In 1638, one of the most important physics books ever written could not be printed in the country where its author lived. Galileo was under house arrest in Italy, his ideas condemned by the Church. So the manuscript was smuggled north and printed by the Elzevirs in the Dutch Republic. That is how "Two New Sciences" survived.


In this third episode of The Voyager's Log, Igor Alcantara is standing in front of the Rijksmuseum in Amsterdam to talk about why so many dangerous ideas ended up here.

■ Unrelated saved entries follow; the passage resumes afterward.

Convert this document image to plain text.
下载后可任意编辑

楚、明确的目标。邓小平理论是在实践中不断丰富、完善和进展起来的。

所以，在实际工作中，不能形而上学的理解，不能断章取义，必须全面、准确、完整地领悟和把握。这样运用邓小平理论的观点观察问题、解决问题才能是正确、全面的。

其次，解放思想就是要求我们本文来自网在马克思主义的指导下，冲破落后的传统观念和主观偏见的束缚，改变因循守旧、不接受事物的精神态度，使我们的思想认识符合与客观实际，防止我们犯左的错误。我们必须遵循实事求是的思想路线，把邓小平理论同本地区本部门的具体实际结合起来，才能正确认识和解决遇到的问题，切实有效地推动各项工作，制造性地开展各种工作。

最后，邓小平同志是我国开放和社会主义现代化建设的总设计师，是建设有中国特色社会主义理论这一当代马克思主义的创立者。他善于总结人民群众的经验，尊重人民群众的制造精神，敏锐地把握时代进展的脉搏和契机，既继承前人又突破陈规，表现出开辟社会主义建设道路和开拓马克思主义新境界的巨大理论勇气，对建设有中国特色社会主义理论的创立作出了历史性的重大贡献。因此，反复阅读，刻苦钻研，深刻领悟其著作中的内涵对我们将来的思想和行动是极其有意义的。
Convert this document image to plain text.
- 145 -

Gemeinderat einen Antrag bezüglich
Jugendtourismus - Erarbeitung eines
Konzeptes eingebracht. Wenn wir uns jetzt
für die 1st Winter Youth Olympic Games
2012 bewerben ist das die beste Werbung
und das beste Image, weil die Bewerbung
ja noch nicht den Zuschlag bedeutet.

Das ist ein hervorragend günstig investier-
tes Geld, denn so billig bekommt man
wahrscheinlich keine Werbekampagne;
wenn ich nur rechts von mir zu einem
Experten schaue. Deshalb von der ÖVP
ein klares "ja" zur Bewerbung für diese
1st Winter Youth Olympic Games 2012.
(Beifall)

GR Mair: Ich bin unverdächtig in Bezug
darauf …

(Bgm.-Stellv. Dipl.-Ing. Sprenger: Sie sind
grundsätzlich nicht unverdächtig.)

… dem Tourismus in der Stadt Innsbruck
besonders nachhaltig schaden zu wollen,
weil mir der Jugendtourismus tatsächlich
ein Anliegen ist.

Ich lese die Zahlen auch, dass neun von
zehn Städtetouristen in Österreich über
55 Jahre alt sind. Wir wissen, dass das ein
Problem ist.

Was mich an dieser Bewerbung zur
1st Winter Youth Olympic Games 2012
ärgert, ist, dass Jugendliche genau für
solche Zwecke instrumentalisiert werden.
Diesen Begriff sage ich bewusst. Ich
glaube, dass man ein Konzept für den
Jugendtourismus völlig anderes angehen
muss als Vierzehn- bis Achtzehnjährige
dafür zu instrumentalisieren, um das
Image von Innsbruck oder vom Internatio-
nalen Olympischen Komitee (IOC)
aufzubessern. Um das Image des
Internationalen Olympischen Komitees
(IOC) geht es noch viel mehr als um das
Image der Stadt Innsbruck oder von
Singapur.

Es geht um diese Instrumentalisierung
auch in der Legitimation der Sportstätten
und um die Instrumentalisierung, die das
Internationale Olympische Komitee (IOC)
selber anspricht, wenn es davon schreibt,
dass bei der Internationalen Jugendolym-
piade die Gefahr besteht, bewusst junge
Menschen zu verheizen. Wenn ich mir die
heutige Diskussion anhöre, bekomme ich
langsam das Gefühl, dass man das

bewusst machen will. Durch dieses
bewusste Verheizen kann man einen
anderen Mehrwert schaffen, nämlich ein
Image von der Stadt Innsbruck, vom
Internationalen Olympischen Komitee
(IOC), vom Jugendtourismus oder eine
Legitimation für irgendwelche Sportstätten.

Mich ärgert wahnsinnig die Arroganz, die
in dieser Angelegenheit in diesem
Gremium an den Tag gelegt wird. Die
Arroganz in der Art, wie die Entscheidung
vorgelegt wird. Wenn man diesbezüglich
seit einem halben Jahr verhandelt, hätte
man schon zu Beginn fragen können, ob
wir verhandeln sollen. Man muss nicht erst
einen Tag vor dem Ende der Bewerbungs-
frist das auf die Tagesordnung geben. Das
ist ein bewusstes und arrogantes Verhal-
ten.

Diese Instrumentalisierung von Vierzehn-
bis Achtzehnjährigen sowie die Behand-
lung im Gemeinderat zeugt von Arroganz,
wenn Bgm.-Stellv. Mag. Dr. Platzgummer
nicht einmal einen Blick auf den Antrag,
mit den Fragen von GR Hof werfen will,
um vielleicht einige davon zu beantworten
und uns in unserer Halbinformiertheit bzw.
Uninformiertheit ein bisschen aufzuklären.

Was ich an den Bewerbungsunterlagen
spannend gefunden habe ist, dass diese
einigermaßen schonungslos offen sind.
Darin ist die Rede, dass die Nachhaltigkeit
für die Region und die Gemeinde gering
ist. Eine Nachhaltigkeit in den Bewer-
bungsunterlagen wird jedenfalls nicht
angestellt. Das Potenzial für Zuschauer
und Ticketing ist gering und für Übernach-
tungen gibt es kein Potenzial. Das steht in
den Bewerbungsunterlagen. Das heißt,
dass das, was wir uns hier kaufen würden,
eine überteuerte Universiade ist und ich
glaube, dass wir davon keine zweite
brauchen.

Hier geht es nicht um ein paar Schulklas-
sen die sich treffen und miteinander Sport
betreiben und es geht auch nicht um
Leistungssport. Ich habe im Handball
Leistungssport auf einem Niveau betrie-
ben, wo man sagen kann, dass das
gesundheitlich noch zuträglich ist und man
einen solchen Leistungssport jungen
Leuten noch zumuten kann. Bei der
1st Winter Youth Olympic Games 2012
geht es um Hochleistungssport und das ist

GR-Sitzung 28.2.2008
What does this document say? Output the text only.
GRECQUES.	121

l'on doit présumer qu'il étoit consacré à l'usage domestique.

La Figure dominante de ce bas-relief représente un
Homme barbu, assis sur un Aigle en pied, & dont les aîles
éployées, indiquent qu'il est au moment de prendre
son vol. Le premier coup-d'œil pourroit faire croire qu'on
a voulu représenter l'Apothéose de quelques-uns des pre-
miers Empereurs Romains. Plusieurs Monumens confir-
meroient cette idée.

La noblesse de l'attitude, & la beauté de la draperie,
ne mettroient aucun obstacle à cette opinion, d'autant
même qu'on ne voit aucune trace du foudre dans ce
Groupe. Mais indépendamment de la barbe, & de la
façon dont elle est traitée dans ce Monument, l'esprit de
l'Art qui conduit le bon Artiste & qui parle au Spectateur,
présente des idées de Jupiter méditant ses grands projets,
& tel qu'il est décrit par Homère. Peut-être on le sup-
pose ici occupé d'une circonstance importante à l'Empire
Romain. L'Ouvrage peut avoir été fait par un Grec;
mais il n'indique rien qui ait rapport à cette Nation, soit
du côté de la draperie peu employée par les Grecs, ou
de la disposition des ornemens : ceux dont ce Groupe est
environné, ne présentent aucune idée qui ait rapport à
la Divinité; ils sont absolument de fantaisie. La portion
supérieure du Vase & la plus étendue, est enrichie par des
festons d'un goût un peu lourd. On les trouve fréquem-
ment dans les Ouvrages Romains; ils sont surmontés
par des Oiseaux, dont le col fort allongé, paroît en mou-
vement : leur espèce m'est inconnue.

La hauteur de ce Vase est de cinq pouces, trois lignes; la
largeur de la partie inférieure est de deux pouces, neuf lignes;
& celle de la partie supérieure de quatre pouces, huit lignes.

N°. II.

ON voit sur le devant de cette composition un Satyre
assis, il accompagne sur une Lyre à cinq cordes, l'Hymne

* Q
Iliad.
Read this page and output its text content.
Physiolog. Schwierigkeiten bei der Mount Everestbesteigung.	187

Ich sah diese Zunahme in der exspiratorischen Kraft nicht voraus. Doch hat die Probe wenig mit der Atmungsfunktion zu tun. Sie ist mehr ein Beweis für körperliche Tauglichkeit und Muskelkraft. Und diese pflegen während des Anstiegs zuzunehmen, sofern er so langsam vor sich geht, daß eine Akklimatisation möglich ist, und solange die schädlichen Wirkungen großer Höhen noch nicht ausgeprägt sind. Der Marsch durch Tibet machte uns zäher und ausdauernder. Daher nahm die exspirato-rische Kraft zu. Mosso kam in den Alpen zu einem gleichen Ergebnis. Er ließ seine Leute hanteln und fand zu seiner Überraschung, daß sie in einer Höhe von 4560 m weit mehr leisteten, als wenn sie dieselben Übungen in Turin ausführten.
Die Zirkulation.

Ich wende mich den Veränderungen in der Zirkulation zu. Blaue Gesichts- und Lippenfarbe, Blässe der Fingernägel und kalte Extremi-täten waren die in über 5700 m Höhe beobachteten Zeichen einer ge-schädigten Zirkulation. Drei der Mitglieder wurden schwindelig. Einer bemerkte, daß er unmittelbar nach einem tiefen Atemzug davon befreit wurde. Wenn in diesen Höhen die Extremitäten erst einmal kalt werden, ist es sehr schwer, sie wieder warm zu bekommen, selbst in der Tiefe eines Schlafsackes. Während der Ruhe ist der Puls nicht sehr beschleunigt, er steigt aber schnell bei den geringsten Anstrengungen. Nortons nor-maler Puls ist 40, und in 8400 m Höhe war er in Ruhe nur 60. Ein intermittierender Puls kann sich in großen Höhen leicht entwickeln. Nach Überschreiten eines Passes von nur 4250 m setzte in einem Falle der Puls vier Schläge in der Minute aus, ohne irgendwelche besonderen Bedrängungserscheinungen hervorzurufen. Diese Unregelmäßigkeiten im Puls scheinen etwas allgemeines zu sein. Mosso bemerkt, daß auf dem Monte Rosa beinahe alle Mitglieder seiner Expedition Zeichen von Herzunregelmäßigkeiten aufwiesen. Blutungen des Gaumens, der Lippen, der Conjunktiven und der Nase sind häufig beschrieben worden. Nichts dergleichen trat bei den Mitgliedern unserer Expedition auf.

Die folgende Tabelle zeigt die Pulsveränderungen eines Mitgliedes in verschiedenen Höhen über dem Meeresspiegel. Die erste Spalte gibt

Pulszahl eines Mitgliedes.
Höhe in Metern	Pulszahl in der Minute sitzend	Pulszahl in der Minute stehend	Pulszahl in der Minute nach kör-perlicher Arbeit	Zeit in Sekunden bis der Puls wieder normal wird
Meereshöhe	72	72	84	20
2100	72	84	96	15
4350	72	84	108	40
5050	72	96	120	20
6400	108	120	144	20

For a long stretch of the 16th and 17th centuries, being wrong in public was expensive. The Church kept a list of banned books. Monarchs decided what could be said about God, the heavens, and the shape of the world. A printer in the wrong city could lose his press, or worse. But Amsterdam was run mostly by merchants, and merchants cared more about turning a profit than about policing what people thought. A banned book was not a threat. It was inventory.


So, the ideas came here to live free. Descartes wrote and published much of his work while living in the Dutch Republic, partly because he could. Galileo reached readers through Dutch presses after Italy shut him down. Spinoza was born in Amsterdam and paid a heavy personal price anyway, which tells you the freedom had limits, but it was still more freedom than almost anywhere else in Europe. Printers here would run manuscripts that would have gotten them arrested a few hundred miles in any direction, then ship them back across those same borders.

It was the closest thing the era had to the Internet. A place where information routed around the people trying to block it, mostly because someone figured out there was money in letting it flow.